THE COMPLEXITY BENEATH OUR FEET
BY STAN BLADE, P. Ag.
In 2019 the Faculty of Agricultural, Life and Environmental Sciences (ALES) will celebrate a century of teaching and research in the discipline of soil science. It is fitting that we will also celebrate the 90th anniversary of the faculty’s Breton Plots, which were established to identify ways to enhance the fertility of the province’s grey luvisols.
I am indebted to Henry Janzen for the impetus and much of the substance of this column. Janzen made a presentation to the Alberta Soil Science Workshop in 2000. Published as an essay in the Canadian Journal of Soil Science, it was entitled “Soil science on the Canadian Prairies – peering into the future from a century ago.” In it, he examined the writing of pioneering soil scientists who contributed to our understanding of the nature of soils. He also asked how can we ensure their enduring productivity.

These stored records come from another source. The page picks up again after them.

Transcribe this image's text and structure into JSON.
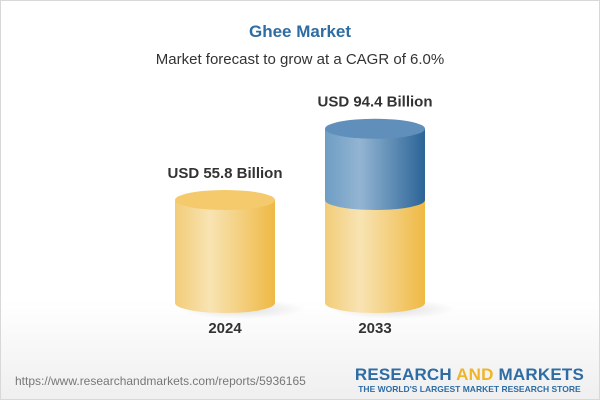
{
  "header": {
    "title": "Ghee Market",
    "subtitle": "Market forecast to grow at a CAGR of 6.0%"
  },
  "chart_data": {
    "type": "bar",
    "style": "3d-cylinder",
    "categories": [
      "2024",
      "2033"
    ],
    "values": [
      55.8,
      94.4
    ],
    "data_labels": [
      "USD 55.8 Billion",
      "USD 94.4 Billion"
    ],
    "unit": "USD Billion",
    "colors": {
      "base": "#f2c25a",
      "growth": "#3f7fb3"
    },
    "title": "Ghee Market",
    "subtitle": "Market forecast to grow at a CAGR of 6.0%"
  },
  "footer": {
    "url": "https://www.researchandmarkets.com/reports/5936165",
    "logo": {
      "part1": "RESEARCH ",
      "part2": "AND",
      "part3": " MARKETS",
      "tagline": "THE WORLD'S LARGEST MARKET RESEARCH STORE"
    }
  }
}
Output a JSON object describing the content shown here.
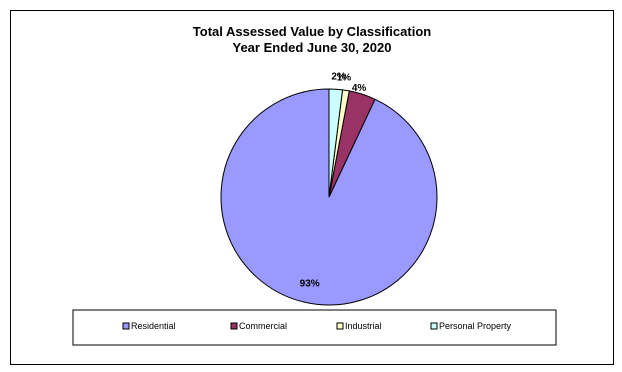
{
  "chart_data": {
    "type": "pie",
    "title": "Total Assessed Value by Classification",
    "subtitle": "Year Ended June 30, 2020",
    "categories": [
      "Residential",
      "Commercial",
      "Industrial",
      "Personal Property"
    ],
    "values": [
      93,
      4,
      1,
      2
    ],
    "labels": [
      "93%",
      "4%",
      "1%",
      "2%"
    ],
    "colors": [
      "#9999FF",
      "#993366",
      "#FFFFCC",
      "#CCFFFF"
    ],
    "legend_position": "bottom",
    "start_angle": "12 o'clock, clockwise reversed (counter-clockwise)"
  }
}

Quoted in the essay is E.J. Russell, who served as director of Rothamstead Experimental Station. “How many farmers know anything about the remarkable structure of the soil they till, of its fascinating history, of the teeming population of living organisms that dwell in its dark recesses.” How much do any of us think about the remarkable complexity below our feet?
Soil science has evolved over centuries. German chemist Justus von Liebig popularized the law of the minimum, which states if only one essential plant nutrient is deficient, resulting plant growth will be poor even if other nutrients are abundant. This was followed by the work of other scientists, especially geologists, who saw soil as an inert entity. Its fertility, they suggested, could be calculated as a balance sheet comparing nutrients taken up by crops versus those added to the system in the form of manure, lime and inorganic fertilizers.
Scientists then considered soil to be a much more complex system and examined all aspects of its formation from parent material and microorganisms to climate, topography and establishment over time. One such scientist was Russian Vasily Dokuchaev, who established an elaborate set of concepts best termed “science of the soil” in the late 1800s. Thanks to Dokuchaev, a number of Russian terms entered the soil science literature. These include “chernozem,” meaning black soil, and “solonetz,” which describes our high-sodium soils that overlay a characteristic hardpan layer.
Soil science on the Canadian Prairies has come a long way since the Palliser expedition (1857-1860) described southern Alberta as an arid belt “unfit for human habitation.” University of Alberta soil scientist F.A. Wyatt was recruited from the University of Illinois in 1919. Delineating the province into zones of brown, black and grey-wooded soils, he produced the province’s first soil-climatic map. From 1922 through 1925, 74 million acres of land were mapped in southern Alberta. Decades of work by the National Soil Survey Committee (1945-1960) and the Canada Land Inventory followed, which initiated the first Canadian soil taxonomic system in 1955.
The biggest soil issue on the Prairies throughout the 20th century was the decline in soil organic matter. This decrease was due to continuous removal of nutrients by crops, invasive tillage and the practice of summerfallowing that led to the breakdown of organic matter and nitrogen loss. “In many fields nearly all the topsoil has blown away—the losses are mainly due to the lack of fibre that is essential to bind the grains of soil together,” observed Canadian agronomist and multiple World Wheat Championship winner Seager Wheeler (1868-1961). The lack of organic matter led to soil drifting and erosion events that compounded over decades.
This situation led to the testing and use of new crop rotations beyond wheat–fallow. Much later, farmers, machinery manufacturers, soil scientists and agronomists partnered to address the issue through the development and adoption of conservation tillage.
For a few years, following the amazing success in reducing tillage, enhanced fertility technologies and the creation of new weed control options, I believe those in the soil science field thought they had addressed its most compelling issues. But in the 21st century, we are finding new opportunities to improve soil health by understanding the complexity of microorganism populations. We now understand issues of topography such as waterlogging with the use of new imaging techniques. And we are developing the next set of real-time fertility recommendations based on yield mapping and in-field sensors.
Soil science still has a great deal to contribute to the practice of economically and environmentally sustainable agriculture.
Stan Blade, PhD, is dean of the Faculty of Agriculture, Life and Environmental Sciences at the University of Alberta.